Carriers operating in territories seen to be high risk could be grounded if national authorities fail to find solution

Governments are being urged to come to airlines' assistance following aviation insurance companies' withdrawal of war risk cover.

Insurers issued notifications of cancellation en masse last week, suspending third party war risk cover from midnight 24 September, which could ground flights due to airports and lessors' minimum requirements.

Airlines around the world were negotiating with their respective governments late last week to find a way to guarantee any shortfall in cover. European Union (EU) countries have reached an agreement similar to the UK Government's Pool Reinsurance, offered to building insurers to cover terrorist acts and keep airlines flying.

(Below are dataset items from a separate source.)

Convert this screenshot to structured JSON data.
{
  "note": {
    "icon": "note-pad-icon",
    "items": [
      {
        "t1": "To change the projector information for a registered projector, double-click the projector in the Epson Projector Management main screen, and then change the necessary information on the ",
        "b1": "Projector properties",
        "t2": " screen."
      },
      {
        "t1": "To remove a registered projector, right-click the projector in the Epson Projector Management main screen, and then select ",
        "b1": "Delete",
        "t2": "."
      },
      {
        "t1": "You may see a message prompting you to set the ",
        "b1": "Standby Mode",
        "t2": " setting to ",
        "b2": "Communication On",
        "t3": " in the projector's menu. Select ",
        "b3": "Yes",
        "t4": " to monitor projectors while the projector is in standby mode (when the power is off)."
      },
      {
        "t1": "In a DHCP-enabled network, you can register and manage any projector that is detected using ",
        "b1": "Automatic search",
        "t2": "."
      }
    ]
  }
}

Aircraft are covered by maritime insurance for damage or loss to their fuselage, or "hulls", but third party damage caused by acts of war is bought back by aviation insurers under a policy called AV52c. Under this policy, insurers have a seven-day get out clause if they feel the war risk has risen substantially. This was invoked last Monday simultaneously by most of the major insurers, with the deadline extended by 48h in North America due to mail difficulties.

A new AV52, being dubbed AV52x, is being offered by the insurers. It is thought to reduce maximum liability to $50 million for third party damage. This falls well short of most airports' and leasing companies' minimum contractual requirements for airlines' insurance cover, normally set at around $750 million. Governments have offered cover in the past in situations where there is no commercially-available insurance cover to ensure continuity of crucial industries. The EU's transport minister meet late last week to co-ordinate their response to the crisis and similar talks are under way in North America.

Insurers at Lloyd's of London are understood to be questioning all aviation policyholders over routes, security and overnight stopovers as they reassess exposure to war risk. Some airlines considered to be at less risk, are thought to have been offered an amended "AV52xx", which covers third party damage up to $750 million, but with a $50 million excess. Qantas says that it is confident that it will be able to renew its cover, possibly under a similar scheme. It says that the extra cost of the new policy is set to be levied at A$2.50 ($1.25) per passenger. Airlines operating in territories considered by the insurers to be at higher risk - North America, Western Europe and other allied countries - are unlikely to be offered this formula, leaving them grounded if governments do not find a solution.

Aviation insurance premiums are also set to at least double as a result of the attacks. Credit rating agency Standard & Poor's says that although "it is impossible to say by exactly how much premiums will rise, it will certainly be multiples". Some regionals in the USA are reporting hikes of 1,000%.